The first article of the Universal Declaration of Human Rights, adopted in Paris by the General Assembly of United Nations on December 10, 1948, states: “All human beings are born free and equal in dignity and rights. They are endowed with reason and conscience and should act towards one another in a spirit of brotherhood”.
The day before the General Assembly approved in New York the Convention on the Prevention and Punishment of the Crime of Genocide, defined as the intentional destruction, total or partial, of a “national, ethnic, racial or religious group”, with the well-known exception of the opposition political groups in the Soviet bloc countries, that feared to be involved in the adversaries’ persecutions charges (the so-called enemy of the people, sentenced to forced labour in gulags). The term genocide stimulated many debates between historians, sociologists and law and politics theorists, in a contemporary and general tendency to assimilate it - beyond the Convention definition of 1948 - to overall mass violences, single episodes of slaughter and persecution able to raise public opinion disdain.
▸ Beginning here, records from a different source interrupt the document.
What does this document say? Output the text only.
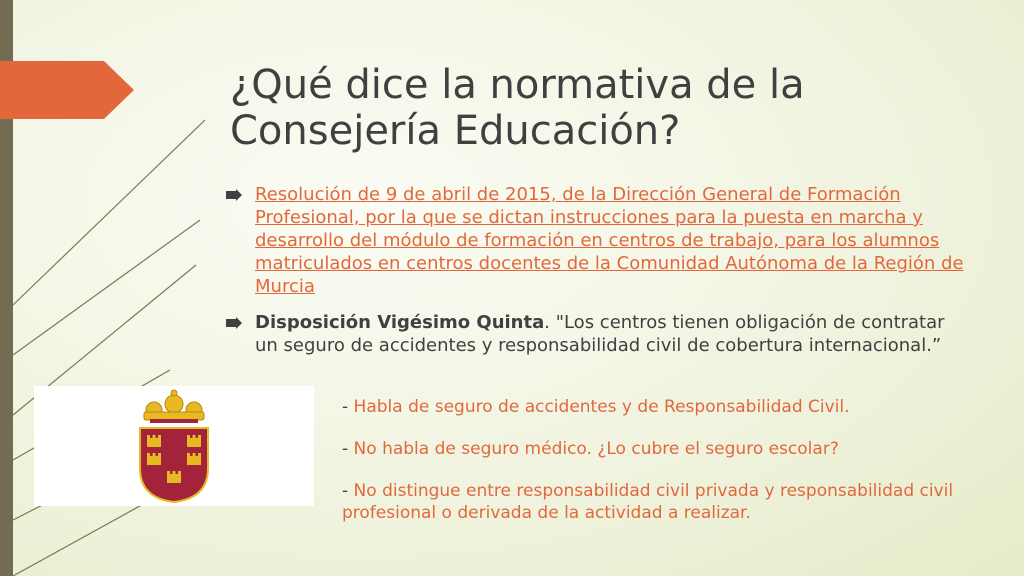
¿Qué dice la normativa de la
Consejería Educación?
Resolución de 9 de abril de 2015, de la Dirección General de Formación Profesional, por la que se dictan instrucciones para la puesta en marcha y desarrollo del módulo de formación en centros de trabajo, para los alumnos matriculados en centros docentes de la Comunidad Autónoma de la Región de Murcia
Disposición Vigésimo Quinta. "Los centros tienen obligación de contratar un seguro de accidentes y responsabilidad civil de cobertura internacional.”

- Habla de seguro de accidentes y de Responsabilidad Civil.

- No habla de seguro médico. ¿Lo cubre el seguro escolar?

- No distingue entre responsabilidad civil privada y responsabilidad civil profesional o derivada de la actividad a realizar.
In so doing, its most scientific and peculiar traits get lost, whereas it is possibile to highlight the main theme, a moral theme, in the condemnation of any persecution against innocent victims, evoked in the most efficient way by the call for genocide.
Therefore, it becomes the more common to gather, in oder to describe new slaughters, the term genocide to the expression “crimes against Humanity”: this all-embracing phrase describes a general violation of human rights, including every phenomenon of violence towards unarmed innocents, without loosing the emotional impact related to the evocation of genocide.
Human rights violation is not confined to physical violence; it refers to every condition of denial of rights mentioned in the definition of the first article of the Universal Declaration of 1948: freedom, equity and dignity of every human being.
Beside the right to life, the Declaration lists, in its first 28 articles, the specification of the general assumption, referring to: democracy and the practice of citizenship in its various political implications; freedom of thinking, expression, religion and cult; instruction, privacy, property and safety; fair trial; international asylum against persecution; acceptable material, economic, social and cultural life conditions. In the last two articles, 29th and 30th, the Declaration reminds us that the practice of any right entails a specular duty, that every State needs to ensure for the “general wellness of a democratic society”.
The international commitment for the Declaration respect was recently put into effect, as the geopolitical bonds imposed by the Cold War fell, with the institution of International Penal Tribunals in order to prosecute specific genocidary crimes - as the ones happened in the ‘90s in Rwanda and in ex-Yugoslavia - and the International Criminal Court, in Hague, with jurisdiction on all of the acceding States (more than 120).